After all, why would she want to leave? She became the 16th player in Drexel history to reach 1,000 career points and appeared in her school-record 131st game in the team’s WNIT championship victory over The University of Utah, which was the first national women’s basketball title ever won by a school in Philadelphia. Her 12 points and 4.7 rebounds per game last season earned her Third-Team All-CAA honors.
The magical run to the championship as a senior was too much to leave behind. Beginning with the upcoming 2013-14 season, Wootton will stay with her Drexel family and serve as the coordinator of women’s basketball operations.
“I love Drexel; the athletic department is like a big family,” the 6-foot-1-inch Wootton said. “Everybody knows everybody, and I really wanted to stay [here].”
Her position entails lots of hard work in a variety of areas, none of which are filled with the fame and glory that you may expect from a coaching role at an NCAA Division-I institution. It will be a little bit of everything for Wootton, including tasks like taping the Dragons’ practices and games, cutting and editing film for players to study, getting film from opposing teams, organizing trips and food arrangements, and sending recruiting letters.
The hard work does not bother her, though, as Wootton has her eyes on a much larger prize.
“It’s just the first step,” she said. “Coaching is what I really want to do.”
Serving in a basketball operations role is a stepping stone into the coaching profession. Last summer, the Drexel men’s basketball team promoted its operations assistant, Bobby Jordan, to assistant coach after two seasons. Similar to Wootton, Jordan had also played four seasons with the Dragons.
Just as Jordan had played under and now coaches with men’s basketball head coach James “Bruiser” Flint, Wootton will work with the same head coach whom she played under. Denise Dillon has led Drexel’s women’s basketball program to heights previously unseen, and Wootton is excited for the opportunity to learn under her tutelage.
“I wouldn’t want to be under any other coach,” Wootton said. “I loved playing for her and all of the other coaches. They are great coaches on and off the court, and I wouldn’t want to be anywhere else but Drexel right now.”
For Wootton, there is no better coach to learn under. Dillon has deep basketball roots in the Philadelphia area, having played at Villanova for four years in the mid-1990s before jumping right into a coaching career of her own. She has now spent a dozen years at Drexel as either an assistant or the head coach, building the Dragons’ program into one with national success.
In a news release from Drexel’s athletic department, Dillon said of Wootton, “As a player, she was always an extension of the coaching staff on the court, with her knowledge of the game and strong leadership qualities. Her transition from player to colleague will bring a strong addition to our staff.”
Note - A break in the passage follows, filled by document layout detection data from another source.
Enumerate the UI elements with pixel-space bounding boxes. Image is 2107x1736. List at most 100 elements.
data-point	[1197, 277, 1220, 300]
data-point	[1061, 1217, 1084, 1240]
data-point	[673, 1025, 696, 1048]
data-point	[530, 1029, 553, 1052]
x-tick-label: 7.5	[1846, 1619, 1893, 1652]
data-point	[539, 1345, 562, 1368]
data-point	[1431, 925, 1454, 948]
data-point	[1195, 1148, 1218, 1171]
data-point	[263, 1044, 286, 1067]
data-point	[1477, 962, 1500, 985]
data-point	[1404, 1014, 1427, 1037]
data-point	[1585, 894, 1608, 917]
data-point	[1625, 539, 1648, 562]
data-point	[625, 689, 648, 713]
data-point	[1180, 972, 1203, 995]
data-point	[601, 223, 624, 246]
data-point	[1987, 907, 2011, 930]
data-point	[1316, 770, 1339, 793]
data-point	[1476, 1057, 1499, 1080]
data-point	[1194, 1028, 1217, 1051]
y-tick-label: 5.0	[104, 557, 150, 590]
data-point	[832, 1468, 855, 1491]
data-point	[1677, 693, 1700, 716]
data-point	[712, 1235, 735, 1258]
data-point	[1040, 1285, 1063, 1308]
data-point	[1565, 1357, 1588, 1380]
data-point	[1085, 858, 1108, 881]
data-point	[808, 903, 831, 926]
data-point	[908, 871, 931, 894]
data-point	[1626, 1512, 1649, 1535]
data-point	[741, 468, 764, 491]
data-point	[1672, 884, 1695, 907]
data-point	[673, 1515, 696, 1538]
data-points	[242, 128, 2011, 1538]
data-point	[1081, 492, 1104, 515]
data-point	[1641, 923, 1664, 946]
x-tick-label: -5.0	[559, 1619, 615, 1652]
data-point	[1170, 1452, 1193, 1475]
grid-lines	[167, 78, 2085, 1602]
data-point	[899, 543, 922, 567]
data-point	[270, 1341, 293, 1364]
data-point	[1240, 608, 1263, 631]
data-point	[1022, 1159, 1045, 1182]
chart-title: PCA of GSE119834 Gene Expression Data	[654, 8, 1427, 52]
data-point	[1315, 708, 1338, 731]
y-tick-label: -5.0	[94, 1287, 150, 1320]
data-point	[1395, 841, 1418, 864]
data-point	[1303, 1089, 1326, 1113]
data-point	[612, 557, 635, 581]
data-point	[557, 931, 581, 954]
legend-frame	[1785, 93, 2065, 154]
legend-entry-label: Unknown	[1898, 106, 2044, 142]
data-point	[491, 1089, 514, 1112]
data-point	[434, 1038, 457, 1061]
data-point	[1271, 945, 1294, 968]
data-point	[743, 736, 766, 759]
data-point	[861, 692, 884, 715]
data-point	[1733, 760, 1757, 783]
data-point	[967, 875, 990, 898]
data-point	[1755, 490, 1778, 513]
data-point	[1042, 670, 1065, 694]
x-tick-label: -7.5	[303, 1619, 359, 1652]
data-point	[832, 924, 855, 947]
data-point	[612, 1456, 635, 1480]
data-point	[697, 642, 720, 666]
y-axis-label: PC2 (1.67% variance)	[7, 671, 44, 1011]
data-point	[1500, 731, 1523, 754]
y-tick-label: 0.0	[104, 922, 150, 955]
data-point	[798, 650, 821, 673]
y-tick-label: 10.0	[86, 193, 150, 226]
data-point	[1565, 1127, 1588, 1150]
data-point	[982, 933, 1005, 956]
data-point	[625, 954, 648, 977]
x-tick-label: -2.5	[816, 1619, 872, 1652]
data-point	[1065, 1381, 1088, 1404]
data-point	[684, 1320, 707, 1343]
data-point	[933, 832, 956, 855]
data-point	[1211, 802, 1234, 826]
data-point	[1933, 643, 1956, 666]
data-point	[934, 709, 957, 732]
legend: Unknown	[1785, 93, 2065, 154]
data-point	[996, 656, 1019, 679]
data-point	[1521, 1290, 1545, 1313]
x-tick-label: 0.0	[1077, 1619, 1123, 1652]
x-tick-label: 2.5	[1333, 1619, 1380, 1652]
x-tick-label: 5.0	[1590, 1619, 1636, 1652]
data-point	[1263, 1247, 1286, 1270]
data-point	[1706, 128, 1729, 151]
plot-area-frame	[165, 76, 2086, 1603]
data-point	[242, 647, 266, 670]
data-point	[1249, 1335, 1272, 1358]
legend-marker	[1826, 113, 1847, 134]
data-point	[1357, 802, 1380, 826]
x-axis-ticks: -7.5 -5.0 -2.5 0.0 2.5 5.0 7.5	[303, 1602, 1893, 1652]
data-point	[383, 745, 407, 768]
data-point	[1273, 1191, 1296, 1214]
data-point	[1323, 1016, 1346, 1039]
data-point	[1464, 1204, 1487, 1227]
That transition from player to staff is one that Wootton describes as “a little weird.”
“It’s a little different on the [coaching] side because you were friends with the players last year, but now you’re on the professional side of them,” Wootton said. “I just need to get used to that part, and hopefully I can still help bring success to the program.”
Her youth, though, could end up being a benefit as she begins her journey through the college coaching ranks. Just last year, Wootton was feeling exactly what this year’s new crop of players is feeling.
“I haven’t been out of school for more than two or three months now, so I really know what they are going through,” Wootton, who graduated with her bachelor’s degree in sport management this past June, noted. “Hopefully they will look up to me because I was in their shoes not too long ago.”
Preparing for her new position, Wootton said she credits her role as the team’s captain last year as having a major impact.
“We had to tell the girls what we have to do as a team and make sure they do it, and I think the coaching is the same way,” Wootton said of transitioning from one leadership role to another. “You have to tell your players what to do, and hopefully they accomplish that and do what they are told.”
From leading on the court to leading on the sidelines, Wootton will continue to be a valuable asset for Dillon. The opportunity to join the women’s basketball coaching staff means that Wootton can make sure that the success she brought to the program continues.
Joining the coaching staff also means that Wootton is not leaving Drexel. And for the former player who bleeds Blue and Gold and has won on one of college basketball’s biggest stages, why would she ever want to leave?